Yōkyoku (Noh chant)
The chanted vocal half of Noh theatre — a low, vibrato-rich delivery from the diaphragm rather than the throat.
What it sounds like
Yōkyoku is the sung-spoken text of Noh, Japan's masked theatre. The voice is produced from the abdomen and resonates inside the body rather than projecting forward like operatic bel canto, giving it a slightly buried, woody quality. Pitch is approximate — a note is approached, slid through and abandoned rather than fixed — and the chorus (jiutai) of six to eight men sings in near-unison with deliberate small variations between voices. Rhythm alternates between hyōshi-au (synchronized) and hyōshi-awazu (free) sections, coordinated with the small and large hand drums (kotsuzumi and ōtsuzumi).
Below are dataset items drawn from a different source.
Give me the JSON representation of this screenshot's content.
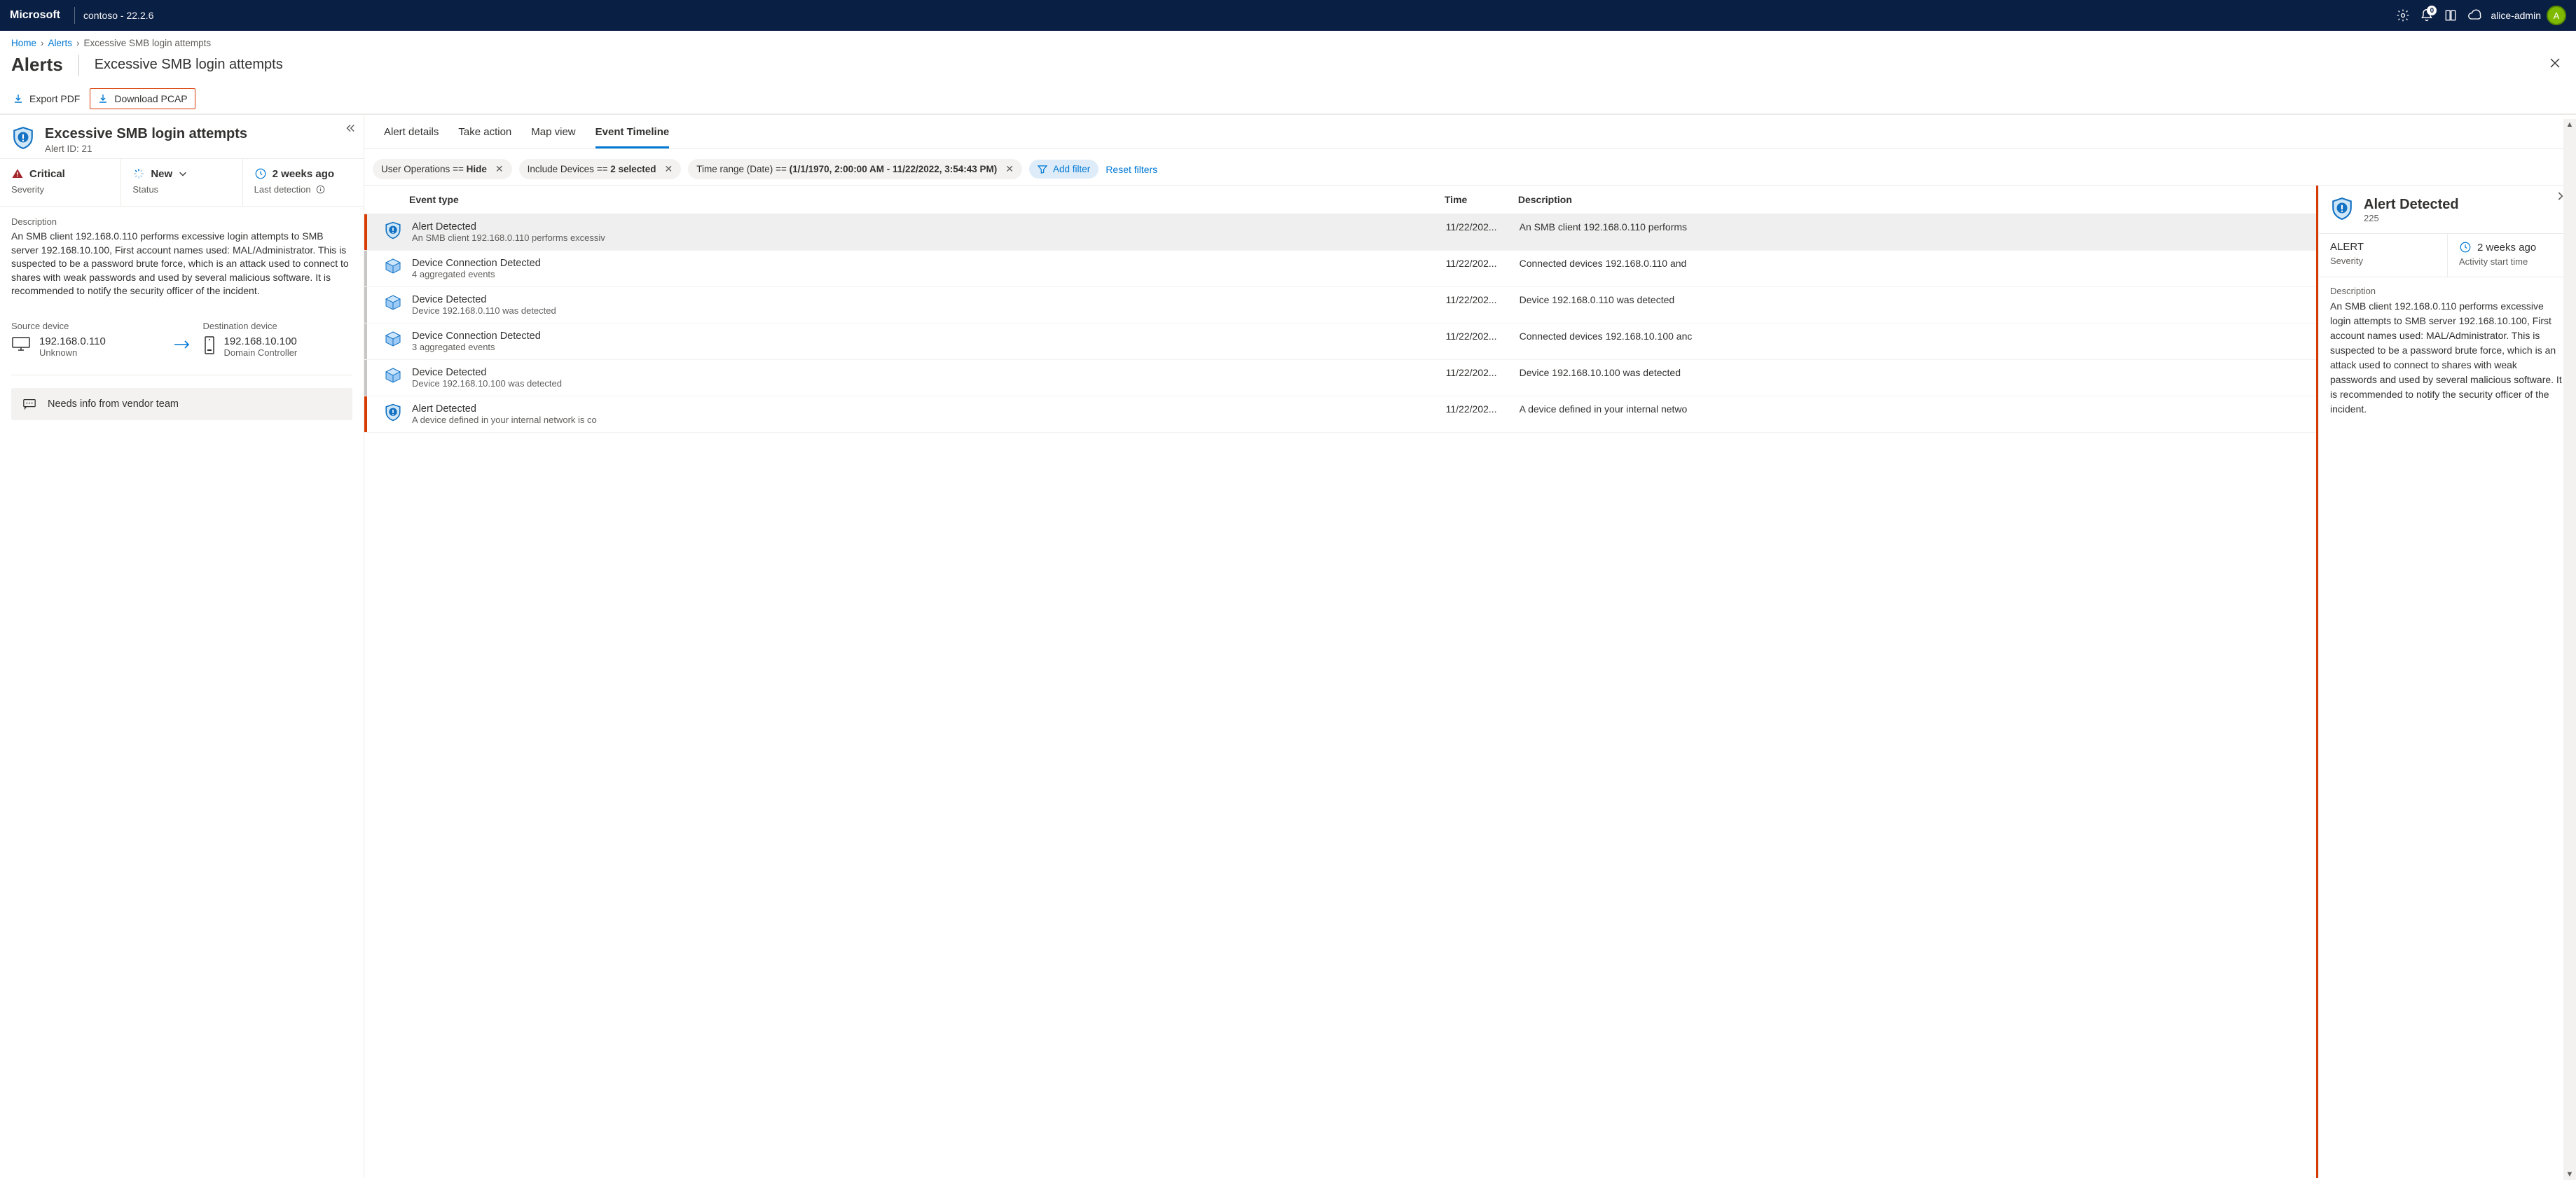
{
  "header": {
    "brand": "Microsoft",
    "tenant": "contoso - 22.2.6",
    "notificationCount": "0",
    "user": "alice-admin",
    "avatarLetter": "A"
  },
  "breadcrumb": {
    "home": "Home",
    "alerts": "Alerts",
    "current": "Excessive SMB login attempts"
  },
  "page": {
    "h1": "Alerts",
    "subtitle": "Excessive SMB login attempts"
  },
  "commands": {
    "export": "Export PDF",
    "pcap": "Download PCAP"
  },
  "alert": {
    "title": "Excessive SMB login attempts",
    "idLabel": "Alert ID: 21",
    "severity": {
      "value": "Critical",
      "label": "Severity"
    },
    "status": {
      "value": "New",
      "label": "Status"
    },
    "lastDetection": {
      "value": "2 weeks ago",
      "label": "Last detection"
    },
    "descriptionLabel": "Description",
    "description": "An SMB client 192.168.0.110 performs excessive login attempts to SMB server 192.168.10.100, First account names used: MAL/Administrator. This is suspected to be a password brute force, which is an attack used to connect to shares with weak passwords and used by several malicious software. It is recommended to notify the security officer of the incident.",
    "source": {
      "label": "Source device",
      "ip": "192.168.0.110",
      "sub": "Unknown"
    },
    "dest": {
      "label": "Destination device",
      "ip": "192.168.10.100",
      "sub": "Domain Controller"
    },
    "note": "Needs info from vendor team"
  },
  "tabs": [
    "Alert details",
    "Take action",
    "Map view",
    "Event Timeline"
  ],
  "activeTab": "Event Timeline",
  "filters": {
    "userOps": {
      "key": "User Operations",
      "op": "==",
      "value": "Hide"
    },
    "devices": {
      "key": "Include Devices",
      "op": "==",
      "value": "2 selected"
    },
    "time": {
      "key": "Time range (Date)",
      "op": "==",
      "value": "(1/1/1970, 2:00:00 AM - 11/22/2022, 3:54:43 PM)"
    },
    "addFilter": "Add filter",
    "reset": "Reset filters"
  },
  "table": {
    "head": {
      "type": "Event type",
      "time": "Time",
      "desc": "Description"
    },
    "rows": [
      {
        "kind": "alert",
        "title": "Alert Detected",
        "sub": "An SMB client 192.168.0.110 performs excessiv",
        "time": "11/22/202...",
        "desc": "An SMB client 192.168.0.110 performs",
        "sel": true
      },
      {
        "kind": "dev",
        "title": "Device Connection Detected",
        "sub": "4 aggregated events",
        "time": "11/22/202...",
        "desc": "Connected devices 192.168.0.110 and "
      },
      {
        "kind": "dev",
        "title": "Device Detected",
        "sub": "Device 192.168.0.110 was detected",
        "time": "11/22/202...",
        "desc": "Device 192.168.0.110 was detected"
      },
      {
        "kind": "dev",
        "title": "Device Connection Detected",
        "sub": "3 aggregated events",
        "time": "11/22/202...",
        "desc": "Connected devices 192.168.10.100 anc"
      },
      {
        "kind": "dev",
        "title": "Device Detected",
        "sub": "Device 192.168.10.100 was detected",
        "time": "11/22/202...",
        "desc": "Device 192.168.10.100 was detected"
      },
      {
        "kind": "alert",
        "title": "Alert Detected",
        "sub": "A device defined in your internal network is co",
        "time": "11/22/202...",
        "desc": "A device defined in your internal netwo"
      }
    ]
  },
  "side": {
    "title": "Alert Detected",
    "count": "225",
    "sev": {
      "value": "ALERT",
      "label": "Severity"
    },
    "start": {
      "value": "2 weeks ago",
      "label": "Activity start time"
    },
    "descriptionLabel": "Description",
    "description": "An SMB client 192.168.0.110 performs excessive login attempts to SMB server 192.168.10.100, First account names used: MAL/Administrator. This is suspected to be a password brute force, which is an attack used to connect to shares with weak passwords and used by several malicious software. It is recommended to notify the security officer of the incident."
  }
}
Texts are in classical Japanese laced with allusions to waka poetry and Chinese verse.
How it came about
Noh was consolidated in the late fourteenth century by Kan'ami and his son Zeami under the patronage of the Ashikaga shogunate, who codified an existing folk form (sarugaku) into a high theatrical art. Zeami's treatises — Fūshikaden, Kakyō and others — define yōkyoku as one leg of the integrated triad of acting, music and poetry. During the Edo period the Tokugawa shogunate adopted Noh as official ceremonial music, and chanting from libretti (utaibon) became a widely practiced accomplishment among samurai and even townspeople. UNESCO inscribed Nogaku (Noh and kyōgen together) on its first list of Masterpieces of the Oral and Intangible Heritage in 2001.
What to listen for
On a piece like 'Hagoromo,' listen for the chorus's slow opening before the shite (lead actor) enters: the voices arrive by being lifted into the room rather than pushed. Try to hear pitch as color rather than as discrete notes — the voice approaches a target and slides away. The dry 'pon' and 'chon' strikes of the hand drums fill the silences between phrases and mark the structural beat.
If you only hear one thing
Hear 'Hagoromo' (the angelic-robe play) in a recording from the Kanze or Hōshō school, late at night with the lights low. Count the spaces between drum strikes as part of the music rather than gaps in it — the rhythmic logic only declares itself once silence is read as content.
Trivia
Zeami's dictum hisureba hana — 'what is hidden is the flower' — is the foundational aesthetic claim of Noh: beauty depends on what is withheld. In yōkyoku this translates into emotion left in the gap between words, with the audience expected to complete what the chant refuses to spell out.